Sparrows classroom was closest to the cellar. She gauged what needed to be done. The boards would have to come off the tall windows, for a start. If a raid came—well, that was what the cellar was for, but until then her classroom would be a place of light. And the dust would have to be swept, and the mustiness purged with vigorous airing. If a ladder and paint could be found then she would get the children to restore these walls to white.

This parquet floor would scrub up, these chairs would rediscover their élan after a once-around with screwdriver and sponge, and as for the desks with their intricate chronicle of graffiti, either they could be sanded bare, or the opinions of generations of pupils could be allowed to stand. Mary found that she didn’t much mind either way. Beyond the superficial errors of spelling there was little that she felt justified in correcting, after all, when she read the collective wisdom concerning Miss Vine.

At the front of the classroom the mice had got onto the teaching desk and eaten the carton away from the chalk, so that it lay splayed. They had eaten the bitter leather from the corners of the gym mats piled in the corner. They had taken the barren seeds from the beanbags used for throw-and-catch. They took what the war could give them.

Mary gathered the chalk and found a pot for it. She wrote her name on the blackboard: Mary North. Then, to see how it might look, she rubbed out “North” and wrote Tom’s surname, forming the letters slowly and carefully in the exemplary hand required for blackboard work. When her fingers gripped the chalk, the pink blood shrank from the knuckles so that something of chalk’s nature seemed to seep into her.

Mary Shaw.

To see how it might sound, as she turned from the board she said brightly to the room: “Hello, class. My name is Mrs. Shaw.”

She lifted her hands to her mouth.

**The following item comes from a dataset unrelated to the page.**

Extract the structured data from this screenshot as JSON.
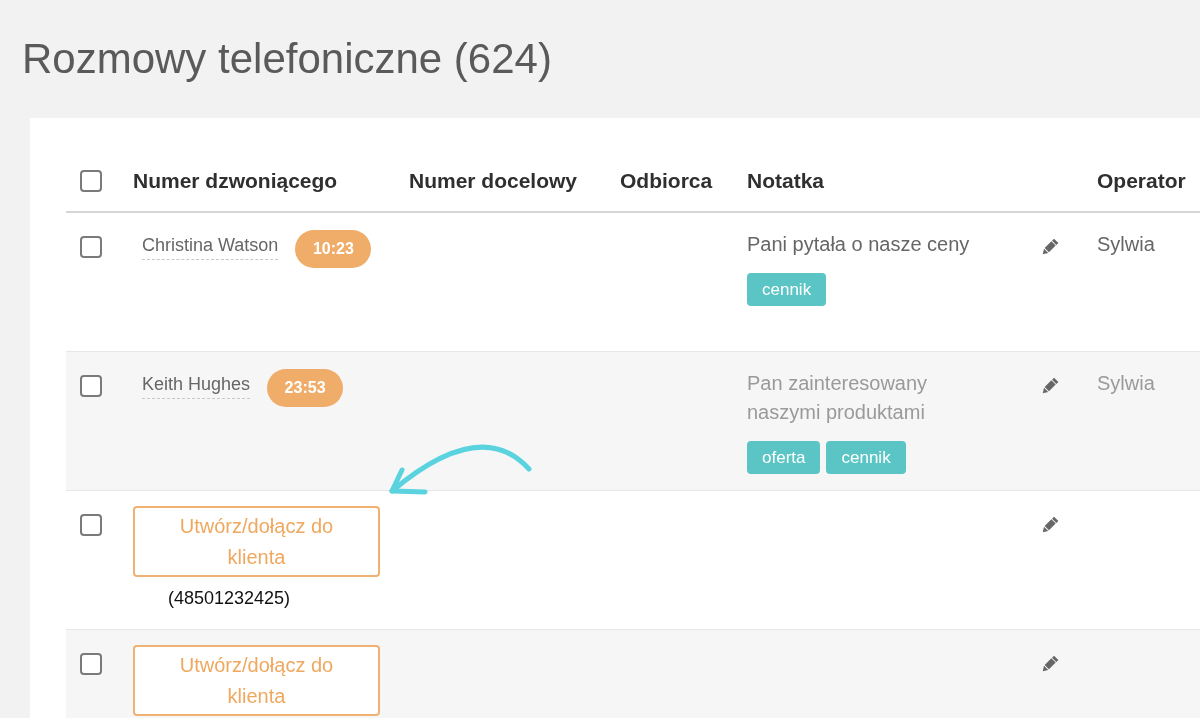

Tom was standing in the doorway of the classroom. His efforts to disappear were to his credit, but unsupported by a pitiless physics that refused to let him vanish. He squirmed and tried to shrink behind the door, and gave up on that and instead pretended to have been whistling a tune. He gave up on that too, since if he really hadn’t heard what she had said, then here it was, inscribed on the blackboard in the Marion Richardson script that was favored for the modern and unambiguous manner in which the letters were formed.

You silly girl, she thought. If he has any sense he will never speak to you again. And the worst thing about it, as she watched his resigned smile, was that she really did like him a lot. His awkwardness was gone, in this moment when it finally couldn’t matter anymore. There was something honest in his surrender to the situation. It was only now that she understood how difficult it must have been for him, to like her and to be petitioned by her at the same time. All he had needed was for her to understand that things should be taken carefully and slowly. She dropped her hands and mirrored his sad smile.

“Sorry,” she said.

He watched her in the half-light of the electric bulbs.

“No,” he said. “It’s I who should apologize, Mrs. Shaw—it seems that I am late to this class. Have you already taken the register?”

She hesitated, then beamed. “Oh! I mean . . . well, as it happens, you are in time. I was just about to do it.”

He gestured at the rows of desks. “So may I . . . ?”

“Yes . . . oh, yes, sit anywhere. No, actually—sit down here at the front where I can keep an eye on you.”